How Could Machines Learn as Efficiently as Animals and Humans?

Yann LeCun
Dertouzos Distinguished Lecture - November 1, 2017

Yann LeCun, New York University and Facebook AI Research

Deep learning has caused revolutions in computer perception and natural language understanding. But almost all these successes largely use supervised learning, which requires human-annotated data. For game AI, most systems use reinforcement learning, which requires too many trials to be practical in the real world. But animals and humans seem to learn vast amounts of knowledge about how the world works through mere observation and occasional actions. Good predictive world models are an essential component of intelligent behavior: With them, one can predict outcomes and plan courses of actions. One could argue that good predictive models are the basis of "common sense", allowing us to fill in missing information: predict the future from the past and present, the past from the present, or the state of the world from noisy percepts. I will review some principles and methods for predictive learning, and discuss how they can learn hierarchical representations of the world and deal with uncertainty.
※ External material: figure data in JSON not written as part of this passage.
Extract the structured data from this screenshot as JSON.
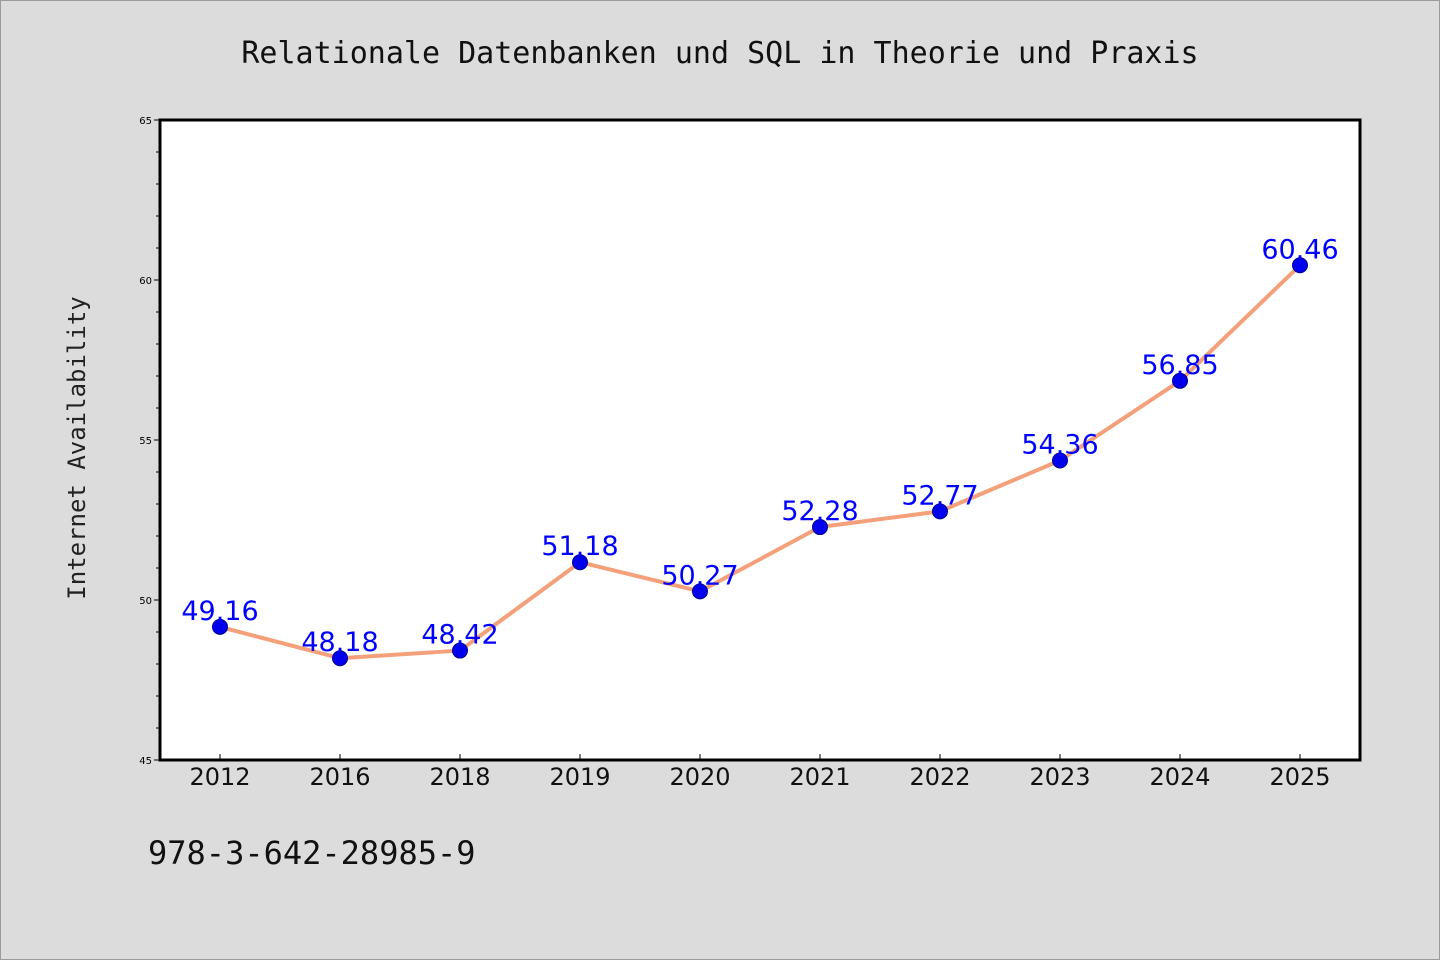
{
  "chart_data": {
    "type": "line",
    "title": "Relationale Datenbanken und SQL in Theorie und Praxis",
    "xlabel": "",
    "ylabel": "Internet Availability",
    "categories": [
      "2012",
      "2016",
      "2018",
      "2019",
      "2020",
      "2021",
      "2022",
      "2023",
      "2024",
      "2025"
    ],
    "series": [
      {
        "values": [
          49.16,
          48.18,
          48.42,
          51.18,
          50.27,
          52.28,
          52.77,
          54.36,
          56.85,
          60.46
        ],
        "data_labels": [
          "49.16",
          "48.18",
          "48.42",
          "51.18",
          "50.27",
          "52.28",
          "52.77",
          "54.36",
          "56.85",
          "60.46"
        ]
      }
    ],
    "ylim": [
      45,
      65
    ],
    "yticks": [
      "45",
      "50",
      "55",
      "60",
      "65"
    ],
    "grid": false,
    "legend": "none",
    "colors": {
      "line": "#f4a07a",
      "marker": "#0000ee",
      "labels": "#0000ff",
      "background": "#dcdcdc",
      "plot_area": "#ffffff"
    }
  },
  "footer": {
    "isbn": "978-3-642-28985-9"
  }
}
Yann LeCun is Director of Facebook AI Research, and Silver Professor at New York University, affiliated with the Courant Institute, the Center for Neural Science, and the Center for Data Science, for which he served as founding director until 2014. His research interests include machine learning and artificial intelligence, with applications to computer vision, natural language understanding, robotics, and computational neuroscience. He is best known for his work in deep learning and the invention of the convolutional network method, which is widely used for image, video and speech recognition. He is a member of the US National Academy of Engineering, the recipient of the 2014 IEEE Neural Network Pioneer Award, the 2015 IEEE Pattern Analysis and Machine Intelligence Distinguished Researcher Award, the 2016 Lovie Award for Lifetime Achievement, and a honorary doctorate from IPN, Mexico.

 

Dertouzos Distinguished Lecture Series

The Dertouzos Lecture Series has been a tradition since 1976, featuring some of the most influential thinkers in computer science, including Bill Gates, Steven Jobs, Donald Knuth, John McCarthy, and Mitchell Kapor. Formerly the Distinguished Lecturer Series, the series has been renamed in memory of Michael Dertouzos, Director for the Lab for Computer Science from 1974 to 2001.